Wednesday, November 9, 2016

So It Goes

A couple of days ago I picked up Slaughter-house Five and started reading it again. It has been way too long since I've allowed myself to get lost in Vonnegut's prose, and now, as I sit here at 5:30am after what will likely prove to be one of the most disastrous Presidential elections in US History, it seems an oddly prescient choice. Potentially horrible events loom before us. Be nice if the Tralfamadorians could show up right about now.

I'm not even sure what to say at this moment. Do I yell at the media, who are currently standing there looking at the smoking remains of our future with a burnt-out match and an empty can of gasoline in their hands and saying, "Uh, this might be our bad"? Do I rage at the people who value imposing the tenets of their religion over the rights of other people, even though their religion pretty much tells them not to do that? Do I snarl at those who made their 'protest votes' and ask them if their smug sense of superiority will endure when they're choking on the poisoned air of a renewed - I can't even believe this is going to be a thing - coal initiative?

There's no point in any of that, I suppose. But what I can do is this: worry and work.

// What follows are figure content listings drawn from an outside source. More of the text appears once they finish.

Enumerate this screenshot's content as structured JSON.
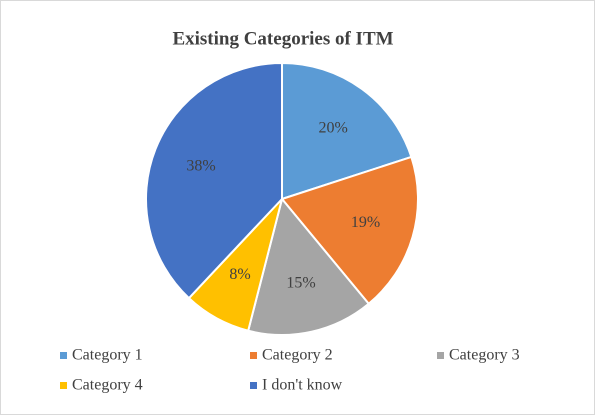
{
  "chart_data": {
    "type": "pie",
    "title": "Existing Categories of ITM",
    "categories": [
      "Category 1",
      "Category 2",
      "Category 3",
      "Category 4",
      "I don't know"
    ],
    "values": [
      20,
      19,
      15,
      8,
      38
    ],
    "value_labels": [
      "20%",
      "19%",
      "15%",
      "8%",
      "38%"
    ],
    "colors": [
      "#5b9bd5",
      "#ed7d31",
      "#a5a5a5",
      "#ffc000",
      "#4472c4"
    ],
    "legend": "bottom"
  }
}
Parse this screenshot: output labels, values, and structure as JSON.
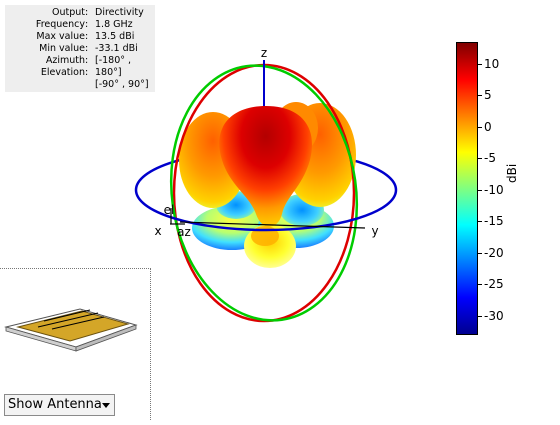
{
  "info": {
    "rows": [
      {
        "key": "Output",
        "value": "Directivity"
      },
      {
        "key": "Frequency",
        "value": "1.8 GHz"
      },
      {
        "key": "Max value",
        "value": "13.5 dBi"
      },
      {
        "key": "Min value",
        "value": "-33.1 dBi"
      },
      {
        "key": "Azimuth",
        "value": "[-180° ,"
      },
      {
        "key": "Elevation",
        "value": "180°]"
      },
      {
        "key": "",
        "value": "[-90° , 90°]"
      }
    ]
  },
  "axes": {
    "z": "z",
    "x": "x",
    "y": "y",
    "el": "el",
    "az": "az"
  },
  "colorbar": {
    "label": "dBi",
    "min": -33.1,
    "max": 13.5,
    "ticks": [
      "10",
      "5",
      "0",
      "-5",
      "-10",
      "-15",
      "-20",
      "-25",
      "-30"
    ],
    "tick_values": [
      10,
      5,
      0,
      -5,
      -10,
      -15,
      -20,
      -25,
      -30
    ],
    "colors": [
      "#800000",
      "#ff0000",
      "#ff8000",
      "#ffff00",
      "#80ff80",
      "#00ffff",
      "#0080ff",
      "#0000ff",
      "#00008f"
    ]
  },
  "view_selector": {
    "selected": "Show Antenna"
  },
  "colors": {
    "azimuth_ring": "#0000cc",
    "elevation_ring_red": "#dd0000",
    "elevation_ring_green": "#00cc00",
    "antenna_patch": "#d4a628"
  }
}
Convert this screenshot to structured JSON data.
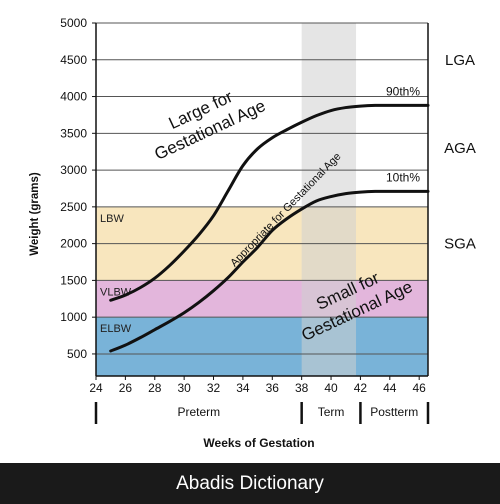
{
  "chart_data": {
    "type": "line",
    "xlabel": "Weeks of Gestation",
    "ylabel": "Weight (grams)",
    "xlim": [
      24,
      46.6
    ],
    "ylim": [
      200,
      5000
    ],
    "x_ticks": [
      "24",
      "26",
      "28",
      "30",
      "32",
      "34",
      "36",
      "38",
      "40",
      "42",
      "44",
      "46"
    ],
    "y_ticks": [
      "500",
      "1000",
      "1500",
      "2000",
      "2500",
      "3000",
      "3500",
      "4000",
      "4500",
      "5000"
    ],
    "grid": "horizontal",
    "term_band": {
      "from": 38,
      "to": 41.7
    },
    "weight_bands": [
      {
        "label": "LBW",
        "from": 1500,
        "to": 2500,
        "color": "#f8e6be"
      },
      {
        "label": "VLBW",
        "from": 1000,
        "to": 1500,
        "color": "#e3b6dc"
      },
      {
        "label": "ELBW",
        "from": 200,
        "to": 1000,
        "color": "#79b3d8"
      }
    ],
    "series": [
      {
        "name": "90th%",
        "x": [
          25,
          26,
          27,
          28,
          29,
          30,
          31,
          32,
          33,
          34,
          35,
          36,
          37,
          38,
          39,
          40,
          41,
          42,
          43,
          44,
          45,
          46.6
        ],
        "values": [
          1230,
          1300,
          1400,
          1530,
          1700,
          1900,
          2120,
          2380,
          2720,
          3060,
          3290,
          3440,
          3550,
          3650,
          3740,
          3810,
          3850,
          3870,
          3880,
          3880,
          3880,
          3880
        ]
      },
      {
        "name": "10th%",
        "x": [
          25,
          26,
          27,
          28,
          29,
          30,
          31,
          32,
          33,
          34,
          35,
          36,
          37,
          38,
          39,
          40,
          41,
          42,
          43,
          44,
          45,
          46.6
        ],
        "values": [
          540,
          620,
          720,
          830,
          940,
          1060,
          1200,
          1360,
          1540,
          1750,
          1950,
          2180,
          2340,
          2470,
          2580,
          2640,
          2680,
          2700,
          2710,
          2710,
          2710,
          2710
        ]
      }
    ],
    "region_labels": {
      "large": [
        "Large for",
        "Gestational Age"
      ],
      "appropriate": "Appropriate for Gestational Age",
      "small": [
        "Small for",
        "Gestational Age"
      ]
    },
    "right_labels": [
      "LGA",
      "AGA",
      "SGA"
    ],
    "periods": [
      {
        "label": "Preterm",
        "from": 24,
        "to": 38
      },
      {
        "label": "Term",
        "from": 38,
        "to": 42
      },
      {
        "label": "Postterm",
        "from": 42,
        "to": 46.6
      }
    ]
  },
  "footer": {
    "text": "Abadis Dictionary",
    "background": "#1a1a1a"
  }
}
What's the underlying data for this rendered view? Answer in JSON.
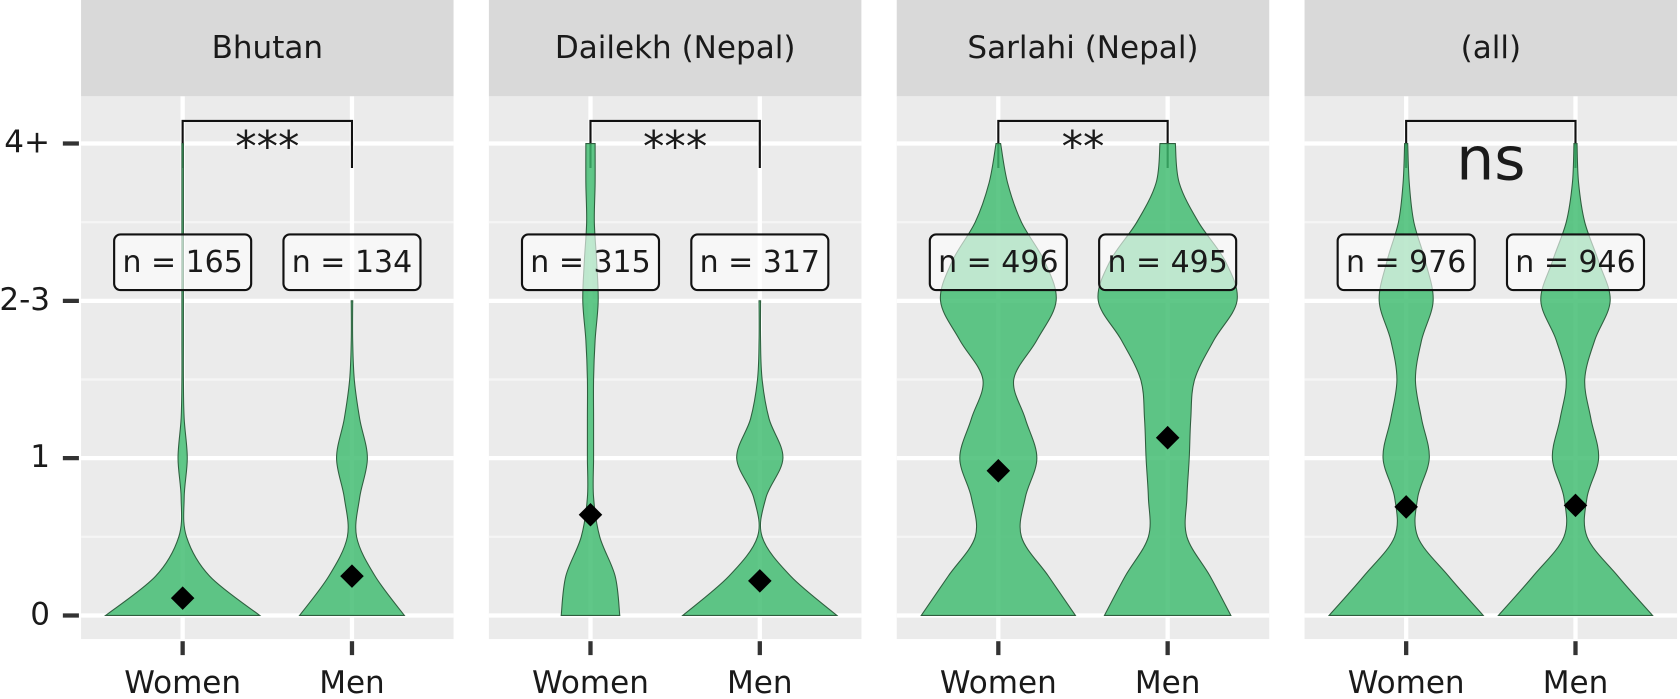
{
  "chart_data": [
    {
      "type": "violin",
      "title": "Bhutan",
      "categories": [
        "Women",
        "Men"
      ],
      "n_labels": [
        "n = 165",
        "n = 134"
      ],
      "significance": "***",
      "color": "#3dbb6e",
      "grid": true,
      "ylim": [
        -0.15,
        3.3
      ],
      "yticks": [
        0,
        1,
        {
          "value": 2,
          "label": "2-3"
        },
        {
          "value": 3,
          "label": "4+"
        }
      ],
      "means": [
        0.11,
        0.25
      ],
      "density_y": [
        0,
        0.25,
        0.5,
        0.75,
        1,
        1.25,
        1.5,
        1.75,
        2,
        2.25,
        2.5,
        2.75,
        3
      ],
      "density": [
        [
          1.0,
          0.35,
          0.05,
          0.02,
          0.06,
          0.02,
          0.01,
          0.01,
          0.01,
          0.01,
          0.01,
          0.01,
          0.01
        ],
        [
          0.68,
          0.3,
          0.06,
          0.1,
          0.2,
          0.1,
          0.03,
          0.01,
          0.01,
          null,
          null,
          null,
          null
        ]
      ]
    },
    {
      "type": "violin",
      "title": "Dailekh (Nepal)",
      "categories": [
        "Women",
        "Men"
      ],
      "n_labels": [
        "n = 315",
        "n = 317"
      ],
      "significance": "***",
      "means": [
        0.64,
        0.22
      ],
      "density_y": [
        0,
        0.25,
        0.5,
        0.75,
        1,
        1.25,
        1.5,
        1.75,
        2,
        2.25,
        2.5,
        2.75,
        3
      ],
      "density": [
        [
          0.38,
          0.32,
          0.12,
          0.04,
          0.04,
          0.04,
          0.04,
          0.06,
          0.1,
          0.08,
          0.05,
          0.06,
          0.06
        ],
        [
          1.0,
          0.4,
          0.03,
          0.08,
          0.3,
          0.12,
          0.03,
          0.01,
          0.01,
          null,
          null,
          null,
          null
        ]
      ]
    },
    {
      "type": "violin",
      "title": "Sarlahi (Nepal)",
      "categories": [
        "Women",
        "Men"
      ],
      "n_labels": [
        "n = 496",
        "n = 495"
      ],
      "significance": "**",
      "means": [
        0.92,
        1.13
      ],
      "density_y": [
        0,
        0.25,
        0.5,
        0.75,
        1,
        1.25,
        1.5,
        1.75,
        2,
        2.25,
        2.5,
        2.75,
        3
      ],
      "density": [
        [
          1.0,
          0.65,
          0.3,
          0.35,
          0.5,
          0.35,
          0.2,
          0.5,
          0.75,
          0.6,
          0.3,
          0.12,
          0.03
        ],
        [
          0.82,
          0.55,
          0.25,
          0.25,
          0.28,
          0.3,
          0.35,
          0.6,
          0.9,
          0.75,
          0.4,
          0.15,
          0.1
        ]
      ]
    },
    {
      "type": "violin",
      "title": "(all)",
      "categories": [
        "Women",
        "Men"
      ],
      "n_labels": [
        "n = 976",
        "n = 946"
      ],
      "significance": "ns",
      "means": [
        0.69,
        0.7
      ],
      "density_y": [
        0,
        0.25,
        0.5,
        0.75,
        1,
        1.25,
        1.5,
        1.75,
        2,
        2.25,
        2.5,
        2.75,
        3
      ],
      "density": [
        [
          1.0,
          0.55,
          0.15,
          0.15,
          0.3,
          0.2,
          0.12,
          0.2,
          0.35,
          0.25,
          0.1,
          0.04,
          0.02
        ],
        [
          1.0,
          0.55,
          0.15,
          0.15,
          0.3,
          0.2,
          0.12,
          0.25,
          0.45,
          0.3,
          0.12,
          0.04,
          0.02
        ]
      ]
    }
  ]
}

Worries are going to be as easy to find as leaves in our yards right about now (well, in the Northeast, anyway). GOP POTUS, GOP Senate, GOP House. Last time that happened was the late 20's and it led to the Great Depression. I'm worried for my LGBTQ friends and their rights, which should be as guaranteed as anyone else's. The EPA has always been a thorn in my side with regard to my business, but a necessary one. I shudder to think of what will happen if they're gone. I have friends with pre-existing medical conditions who were essentially given a new lease on life with the ACA - what happens to them now? Hell, my parents both make use of Medicaid/Medicare. All 'entitlement' programs are in Paul Ryan's sights now. Speaking of which, Planned Parenthood - shit. Can you fathom that being gone? Maybe you're fortunate enough to never needed it. Others have and will continue to do so. Millions of others. Will it be gone in a whirlwind of religious righteousness and the need to build . . . battleships?

Frightening stuff, and only the tip of the iceberg. What to do? Right now, this morning as the dust settles? Despair, a little. Go in and hug my wife for a while. Take comfort in my friends and loved ones, who are often the same people.

And then work.

Not 'earn-a-living' work, although that's going to happen, but work at surviving the nightmare that's on the horizon. Help where I can. Be there with support for those who need it. Never, ever, EVER give up hope. Half the people who voted didn't want him. We're not going to go away, not going to go quietly. We survived eight years of W. and while it kills me to see the accomplishments of Obama likely to be eradicated in a matter of months, we can't give up. We cannot let the nation's future be dictated by racists and haters. They've made their voice heard, won this round. We are made of sterner stuff, of nobler intentions, of greater fortitude and stronger hearts. We will be there for one another, suffer the slings and arrows together, endure. Our children are depending on us.

And we will be worthy of their trust. We have to be.